I’m so delighted with this topic and format. Thanks to you all for engaging in discussion on this, to my mind, essential but poorly understood paradigm - reusability. Big shout out to Werner for such amazing work and a fantastic example use case.
I read the reusability paradox several times with great interest. So interesting to flashback to “learning objects”. Let me make a couple of remarks about the argument David originally laid out. I found myself questioning some aspects of the logic. Is it really true that a large learning resource is less reusable than a small one? I’m not so sure it is. Here’s a corollary. What is more reusable a car or a steering wheel. A car is an assembly of smaller parts and I’d argue that cars as a whole are more reusable than the deconstructed parts. Look at the size of the used car market. Certainly it has higher “value” as a whole unit than uncoupled into parts. Learning resources are similar. A course is designed as a complete thing like a car. While it is possible to de-constuct it into parts it’s integrity and value are greater when kept together.
David asserts that open licensing introduces a new problem in that not everyone has the time, resources, and technical expertise necessary to engage in the significant amount of revising and remixing necessary to tailor a larger resource to a specific context. The same is true of cars thats why we have mechanics. And this issue has in my view had little impact on the reusability of cars.

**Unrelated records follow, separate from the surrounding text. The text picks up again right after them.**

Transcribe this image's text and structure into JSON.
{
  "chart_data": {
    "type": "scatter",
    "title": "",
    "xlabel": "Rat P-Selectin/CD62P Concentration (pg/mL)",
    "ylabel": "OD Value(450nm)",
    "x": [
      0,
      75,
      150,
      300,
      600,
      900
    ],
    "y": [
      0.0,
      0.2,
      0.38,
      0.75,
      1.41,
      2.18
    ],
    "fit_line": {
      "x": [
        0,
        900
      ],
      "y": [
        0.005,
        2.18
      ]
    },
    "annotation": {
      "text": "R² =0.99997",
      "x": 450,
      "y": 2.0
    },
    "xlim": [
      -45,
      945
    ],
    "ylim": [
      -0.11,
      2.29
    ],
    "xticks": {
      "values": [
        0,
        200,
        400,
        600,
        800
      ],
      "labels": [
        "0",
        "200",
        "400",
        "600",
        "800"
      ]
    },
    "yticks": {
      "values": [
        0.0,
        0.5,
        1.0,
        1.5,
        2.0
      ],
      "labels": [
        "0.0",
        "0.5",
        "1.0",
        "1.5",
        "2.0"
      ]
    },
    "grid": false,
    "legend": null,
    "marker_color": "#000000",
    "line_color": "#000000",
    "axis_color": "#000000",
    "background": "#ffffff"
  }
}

I find the issues being raised about the visibility of instructional design really quite fascinating. Is instructional design similar to the engineering of a car that assembles the parts into a fully functional whole? Does revision and localization really result in degradation or destruction of instructional design? As Alan points out I question whether upstream instructional design is really sound and superior. And let me suggest something else - I think most faculty and teachers see themselves and their interactions with the leaerners as the instructional design. It is not necessarily a tangible visible thing embedded in the resource. Continuing with my car analogy hen someone buys a used car and customizes it for their own use (soups it up, custom paint job, etc.) are they degrading it? I don’t think so.
And finally I really like Mackiwg’s push for a move from sharing to learn to learning to share. One thing I discovered in my work supporting open education during my time at BCcampus is that faculty are more comfortable sharing and reusing a smaller learning resource than a larger resource. Oh my did I just undo my earlier arguments? I don’t really think so. It’s just that it takes time to build a culture of sharing and that culture is in direct opposition to societal norms that commodify resources into things bought and sold.